È dunque uno spazio significativo, di incontro e confronto che, nell’edizione di quest’anno, vede protagoniste voci autorevoli della cultura e del giornalismo come Gad Lerner e Paolo Rumiz. Incontri pomeridiani e in orario serale, tra cui quello con Giovanni, fratello di Peppino Impastato. Ampio spazio è poi dedicato alla musica, al teatro, alle espressioni della cultura locale e un’attenzione particolare è riservata al mondo della natura.
Com’era nata l’idea di dare voce alle Razdore piacentine?
L’idea venne all’editore Giovanni Battista Menzani che voleva realizzare, non un ricettario, ma qualcosa di diverso. Parlando con le signore che via via andavo incontrando mi sono accorta immediatamente che le ricette erano un’occasione per parlare anche di altro. Ci si chiedeva come quelle ricette fossero nate, quando e perché. Chi le avesse insegnate loro, per chi erano state pensate, create, cucinate. Quale significato la cucina avesse per queste donne.
A seguito di tutti questi interrogativi il progetto si è dunque chiarito strada facendo. Ed è diventato una raccolta di storie al femminile, una testimonianza del nostro passato contadino, con i suoi riti, le tradizioni popolari, i dialetti, i mestieri scomparsi. E degli anni in cui la guerra ha tragicamente segnato il nostro territorio, fino poi alla ricostruzione con la voglia di convivialità che si è riversata nelle osterie e nelle trattorie della città e della provincia. Una raccolta di biografie in cui le esperienze di vita delle signore intervistate hanno rappresentato l’ingrediente principale delle loro ricette, risultato di un determinato contesto familiare e sociale, dei legami affettivi, di un territorio, di un periodo storico.

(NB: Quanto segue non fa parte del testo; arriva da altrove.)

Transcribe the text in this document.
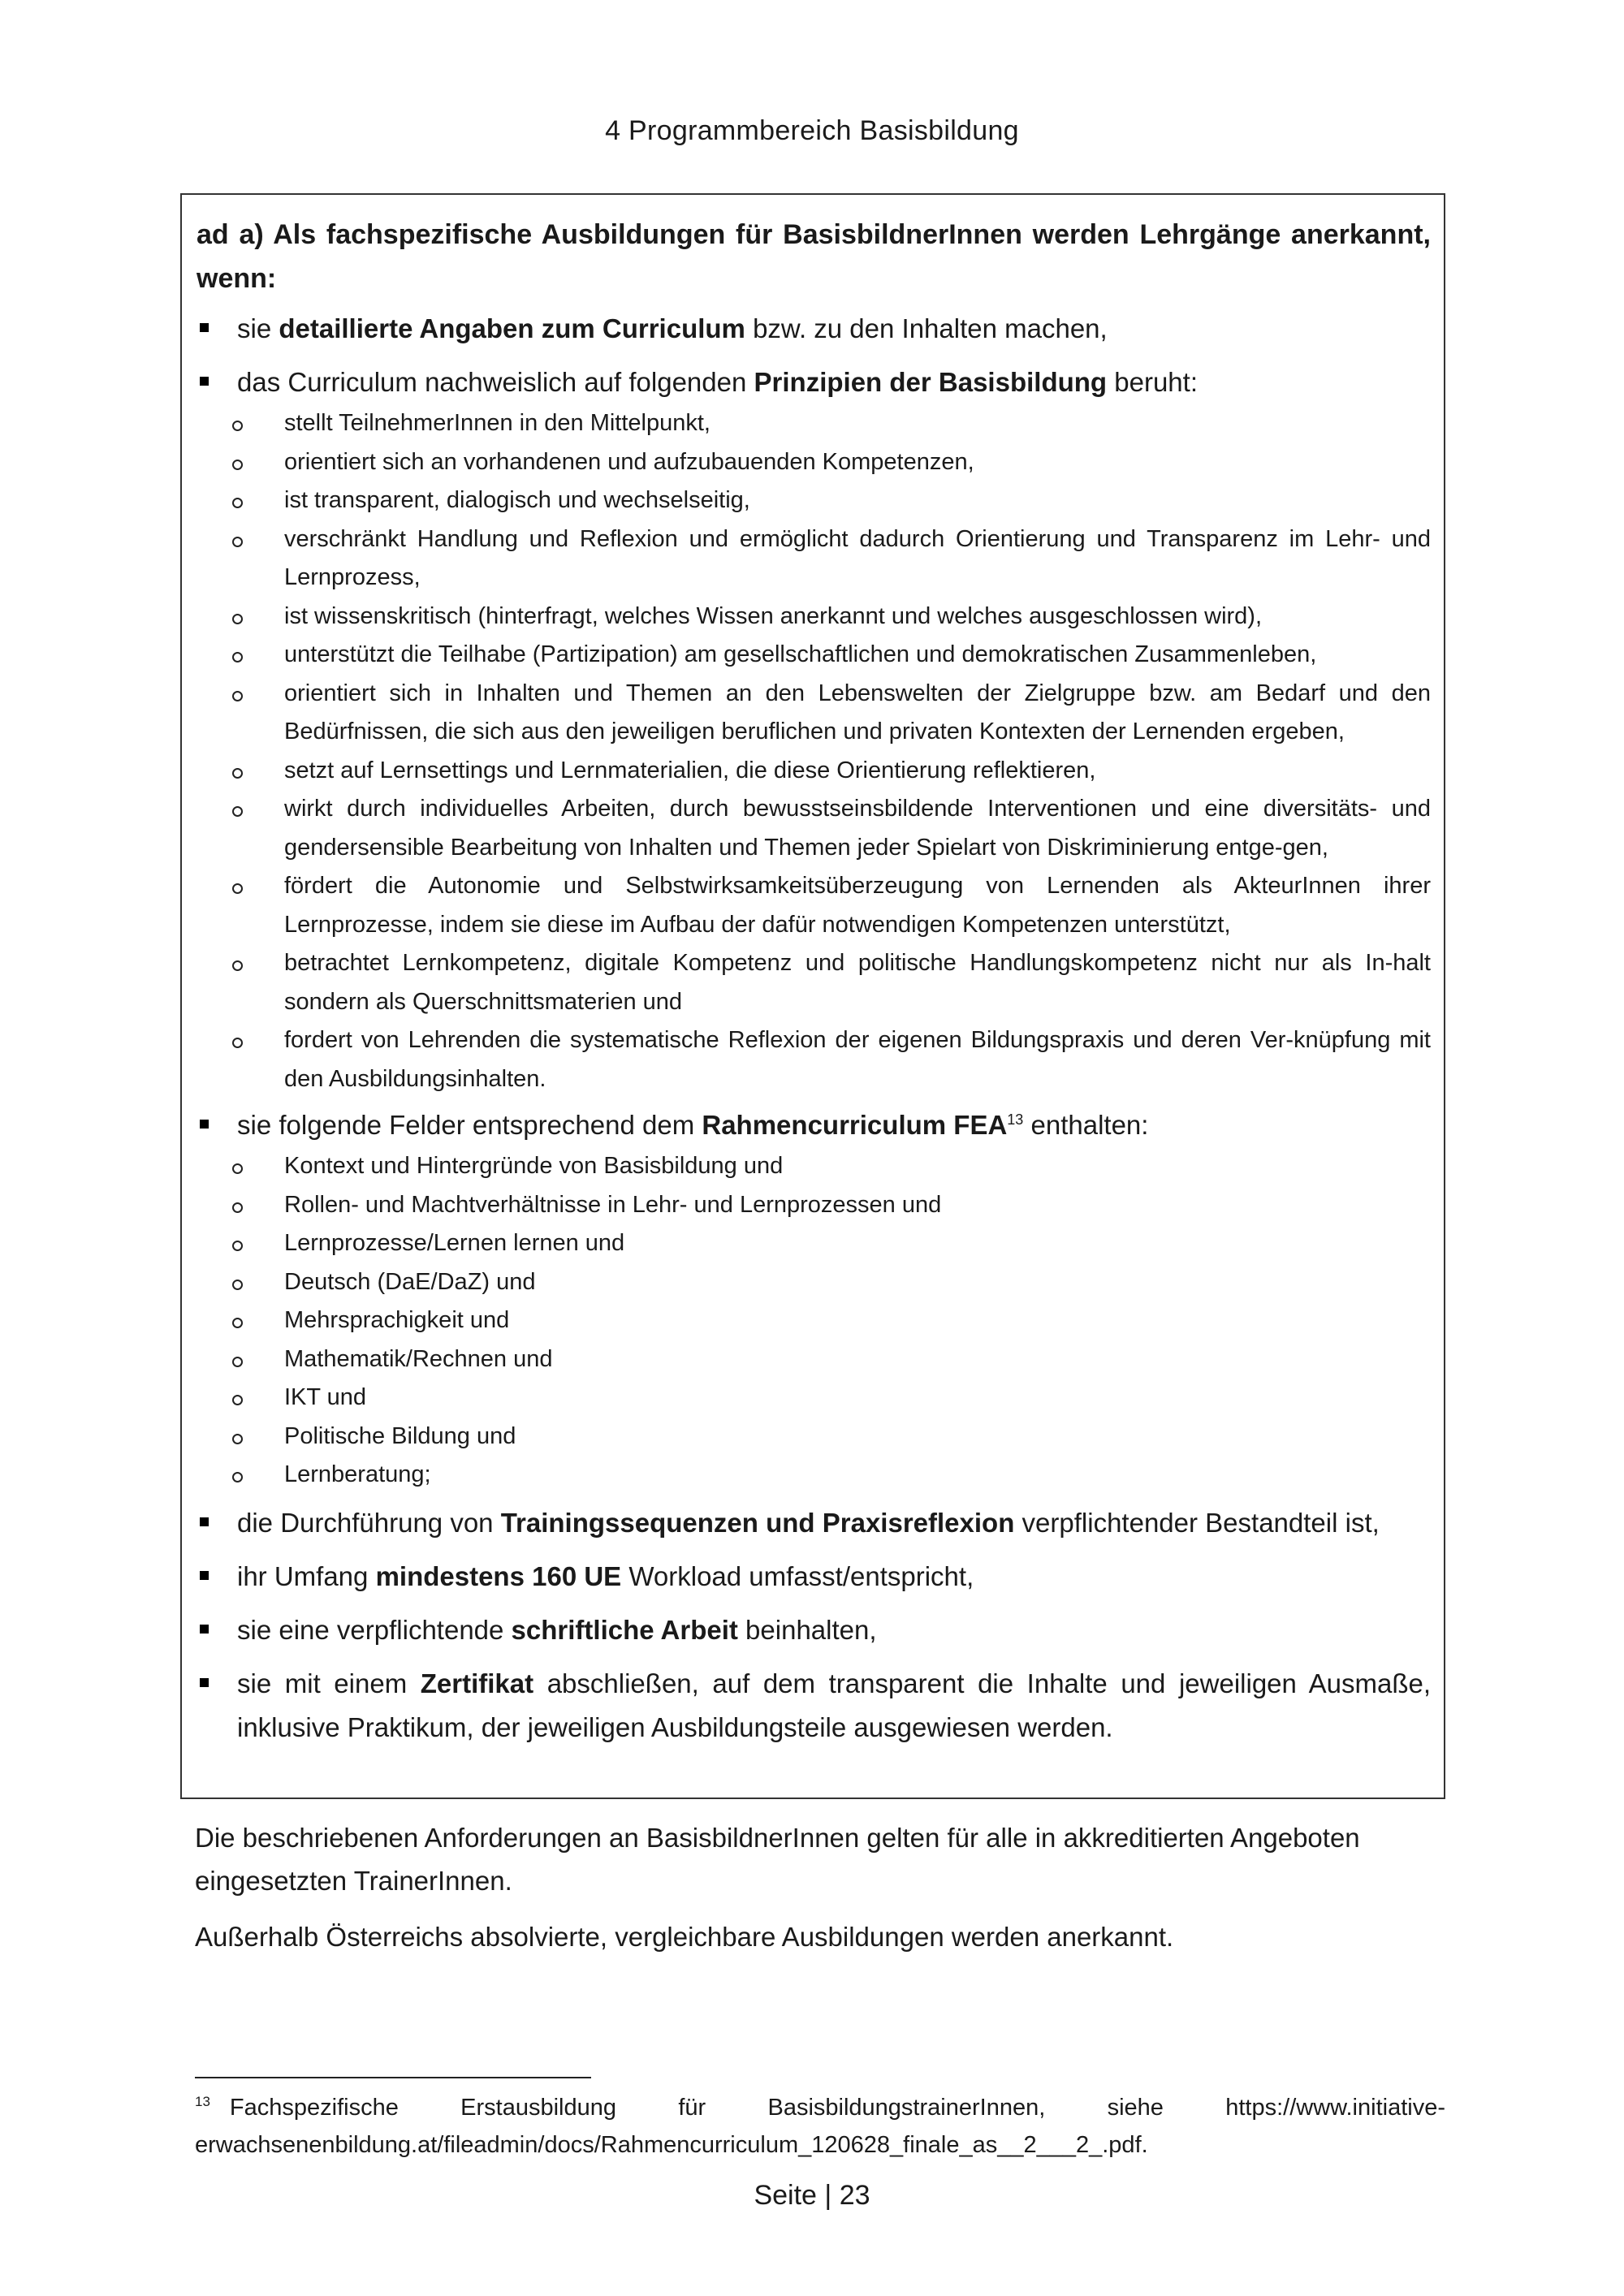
4 Programmbereich Basisbildung
ad a) Als fachspezifische Ausbildungen für BasisbildnerInnen werden Lehrgänge anerkannt, wenn:
sie detaillierte Angaben zum Curriculum bzw. zu den Inhalten machen,
das Curriculum nachweislich auf folgenden Prinzipien der Basisbildung beruht:
stellt TeilnehmerInnen in den Mittelpunkt,
orientiert sich an vorhandenen und aufzubauenden Kompetenzen,
ist transparent, dialogisch und wechselseitig,
verschränkt Handlung und Reflexion und ermöglicht dadurch Orientierung und Transparenz im Lehr- und Lernprozess,
ist wissenskritisch (hinterfragt, welches Wissen anerkannt und welches ausgeschlossen wird),
unterstützt die Teilhabe (Partizipation) am gesellschaftlichen und demokratischen Zusammenleben,
orientiert sich in Inhalten und Themen an den Lebenswelten der Zielgruppe bzw. am Bedarf und den Bedürfnissen, die sich aus den jeweiligen beruflichen und privaten Kontexten der Lernenden ergeben,
setzt auf Lernsettings und Lernmaterialien, die diese Orientierung reflektieren,
wirkt durch individuelles Arbeiten, durch bewusstseinsbildende Interventionen und eine diversitäts- und gendersensible Bearbeitung von Inhalten und Themen jeder Spielart von Diskriminierung entge-gen,
fördert die Autonomie und Selbstwirksamkeitsüberzeugung von Lernenden als AkteurInnen ihrer Lernprozesse, indem sie diese im Aufbau der dafür notwendigen Kompetenzen unterstützt,
betrachtet Lernkompetenz, digitale Kompetenz und politische Handlungskompetenz nicht nur als In-halt sondern als Querschnittsmaterien und
fordert von Lehrenden die systematische Reflexion der eigenen Bildungspraxis und deren Ver-knüpfung mit den Ausbildungsinhalten.
sie folgende Felder entsprechend dem Rahmencurriculum FEA$^{13}$ enthalten:
Kontext und Hintergründe von Basisbildung und
Rollen- und Machtverhältnisse in Lehr- und Lernprozessen und
Lernprozesse/Lernen lernen und
Deutsch (DaE/DaZ) und
Mehrsprachigkeit und
Mathematik/Rechnen und
IKT und
Politische Bildung und
Lernberatung;
die Durchführung von Trainingssequenzen und Praxisreflexion verpflichtender Bestandteil ist,
ihr Umfang mindestens 160 UE Workload umfasst/entspricht,
sie eine verpflichtende schriftliche Arbeit beinhalten,
sie mit einem Zertifikat abschließen, auf dem transparent die Inhalte und jeweiligen Ausmaße, inklusive Praktikum, der jeweiligen Ausbildungsteile ausgewiesen werden.
Die beschriebenen Anforderungen an BasisbildnerInnen gelten für alle in akkreditierten Angeboten eingesetzten TrainerInnen.
Außerhalb Österreichs absolvierte, vergleichbare Ausbildungen werden anerkannt.
$^{13}$ Fachspezifische Erstausbildung für BasisbildungstrainerInnen, siehe https://www.initiative-erwachsenenbildung.at/fileadmin/docs/Rahmencurriculum_120628_finale_as__2___2_.pdf.
Seite | 23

Naturalmente, nel corso delle interviste si è cercato di rievocare questa leggendaria figura femminile che ha popolato le terre d’Emilia ma non solo, la Razdora. E naturalmente ci sono le ricette, sia tradizionali, ma con il tocco unico di ciascuna, sia di libera creazione.
Altra caratteristica interessante sono le fotografie di Elisabetta Sfarra, che ritraggono non i piatti cucinati, ma le signore che con i loro racconti e le descrizioni dei procedimenti, ce li hanno fatti immaginare.

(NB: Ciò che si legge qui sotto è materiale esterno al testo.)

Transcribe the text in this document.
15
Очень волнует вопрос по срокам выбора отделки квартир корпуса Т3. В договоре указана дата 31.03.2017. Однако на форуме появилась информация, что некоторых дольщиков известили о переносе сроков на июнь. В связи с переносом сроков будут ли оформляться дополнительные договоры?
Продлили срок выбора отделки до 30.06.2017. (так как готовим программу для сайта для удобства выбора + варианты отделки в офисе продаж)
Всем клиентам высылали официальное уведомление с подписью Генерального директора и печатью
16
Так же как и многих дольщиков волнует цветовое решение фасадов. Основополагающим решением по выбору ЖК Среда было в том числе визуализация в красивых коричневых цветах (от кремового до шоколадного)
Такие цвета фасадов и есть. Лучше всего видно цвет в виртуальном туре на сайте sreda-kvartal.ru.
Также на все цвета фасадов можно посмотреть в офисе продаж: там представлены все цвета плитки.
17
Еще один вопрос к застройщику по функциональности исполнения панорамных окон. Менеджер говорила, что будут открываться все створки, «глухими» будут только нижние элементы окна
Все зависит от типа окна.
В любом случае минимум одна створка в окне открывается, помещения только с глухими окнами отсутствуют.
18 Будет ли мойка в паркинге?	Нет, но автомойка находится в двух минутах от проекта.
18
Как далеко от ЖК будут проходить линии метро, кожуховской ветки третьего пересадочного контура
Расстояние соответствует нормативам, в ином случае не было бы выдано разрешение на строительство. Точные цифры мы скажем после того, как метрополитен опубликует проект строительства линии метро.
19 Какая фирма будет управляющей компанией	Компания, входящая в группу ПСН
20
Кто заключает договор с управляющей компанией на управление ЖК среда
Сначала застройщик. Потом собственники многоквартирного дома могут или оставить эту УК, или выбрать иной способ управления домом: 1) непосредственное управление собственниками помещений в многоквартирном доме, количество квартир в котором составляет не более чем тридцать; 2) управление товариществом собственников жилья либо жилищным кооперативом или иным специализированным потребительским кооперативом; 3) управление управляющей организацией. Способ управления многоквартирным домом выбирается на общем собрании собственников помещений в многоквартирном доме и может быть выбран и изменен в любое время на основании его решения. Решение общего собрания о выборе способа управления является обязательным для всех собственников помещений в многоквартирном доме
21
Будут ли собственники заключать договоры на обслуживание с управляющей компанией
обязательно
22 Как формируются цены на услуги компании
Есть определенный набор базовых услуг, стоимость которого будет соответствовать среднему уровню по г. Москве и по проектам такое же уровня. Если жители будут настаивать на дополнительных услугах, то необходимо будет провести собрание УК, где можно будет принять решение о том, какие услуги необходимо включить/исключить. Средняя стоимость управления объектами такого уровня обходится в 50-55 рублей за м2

Tra i tanti incontri qual è quello che ti è rimasto più nei ricordi?
La parte più bella del lavoro è stata certamente l’incontro. In alcuni casi nella tranquillità delle loro case queste donne si sono sentite libere di raccontare anche fatti molto privati, come l’essere diventata ragazza madre a sedici anni in un paesino della provincia negli anni Cinquanta, o l’essere rimaste vedove molto presto e l’aver faticato duramente; l’aver vissuto anni di estrema povertà e miseria, riuscendo a campare di mestieri umili, nelle campagne, nelle case di famiglie benestanti a fare la serva. Ma sono sempre stati racconti pieni di orgoglio e di riscatto.
Ci sono storie di donne che da generazioni conducono l’attività di famiglia, come la Trattoria di Biana o l’Osteria del Sole a Travo che ha appena festeggiato i cento anni, guidata da donne. Ci sono storie commoventi come quella di Giuseppina Fulgosi che ha ricevuto il premio della bambina più buona del paese; ci sono racconti molto crudi della vita da mondina; storie che si dispiegano nella parte più estrema della nostra provincia, a Vesimo, a Capannette di Pey, punto di congiunzione tra Emilia, Lombardia, Liguria, Piemonte, dove cambiano i dialetti e gli ingredienti.

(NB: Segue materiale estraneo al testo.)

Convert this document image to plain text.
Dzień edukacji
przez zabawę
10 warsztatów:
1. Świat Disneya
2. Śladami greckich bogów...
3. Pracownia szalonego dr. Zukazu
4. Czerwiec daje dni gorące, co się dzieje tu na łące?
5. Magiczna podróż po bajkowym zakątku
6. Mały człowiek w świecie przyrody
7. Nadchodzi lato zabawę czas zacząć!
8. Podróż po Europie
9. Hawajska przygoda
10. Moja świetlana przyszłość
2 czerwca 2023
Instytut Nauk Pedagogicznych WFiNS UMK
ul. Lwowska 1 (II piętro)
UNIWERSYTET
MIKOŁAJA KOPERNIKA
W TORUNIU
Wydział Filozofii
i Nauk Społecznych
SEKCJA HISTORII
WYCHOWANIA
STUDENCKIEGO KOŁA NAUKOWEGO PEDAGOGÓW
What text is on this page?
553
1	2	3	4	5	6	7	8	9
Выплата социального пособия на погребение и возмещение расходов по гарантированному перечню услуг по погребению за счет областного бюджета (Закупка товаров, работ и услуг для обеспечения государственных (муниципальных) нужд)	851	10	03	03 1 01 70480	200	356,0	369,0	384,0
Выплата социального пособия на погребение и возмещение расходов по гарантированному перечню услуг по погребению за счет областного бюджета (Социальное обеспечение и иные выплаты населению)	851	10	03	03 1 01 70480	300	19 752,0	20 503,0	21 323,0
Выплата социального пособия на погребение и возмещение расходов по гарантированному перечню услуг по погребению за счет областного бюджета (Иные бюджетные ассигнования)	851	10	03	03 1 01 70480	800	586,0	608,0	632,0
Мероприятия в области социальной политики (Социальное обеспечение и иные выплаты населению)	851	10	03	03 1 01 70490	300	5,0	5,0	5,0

Quale lezione si può trarre da queste donne?
In tante mi hanno colpito perché, da sempre relegate al secondo piano della Storia, qui le donne sono protagoniste di un riscatto, di una affermazione di talento e di capacità imprenditoriale. Tanta caparbietà, il coraggio di emergere, di realizzarsi in un mestiere che richiede creatività, ma anche competenze di gestione aziendale, abilità relazionali. Per molte la cucina ha rappresentato la possibilità di essere autonome, di apprendere sul campo da bambine un mestiere e di mettere in pratica quanto imparato, senza università, senza certificazioni. Con la forza della tenacia e del talento, sopportando fatica e stress.
La cucina è stata per le donne una delle poche possibilità nel passato di ottenere spazi di indipendenza e libertà, imponendosi anche sulle figure maschili di padri, mariti, fratelli. L’opportunità di creare qualcosa che avesse valore nel tempo, che si potesse tramandare e che per questo resterà per sempre vivo. Non solo nelle trattorie, ma anche e soprattutto nelle cucine domestiche, dove nonne, madri e figlie si sono passate il testimone.
Si cucina per dimostrare la propria personalità, il talento creativo (la cucina come arte), la propria libertà; si cucina come esperienza di cura verso il prossimo, familiare oppure no; si cucina per lasciare un’eredità. Trovo tutto questo un insegnamento inestimabile.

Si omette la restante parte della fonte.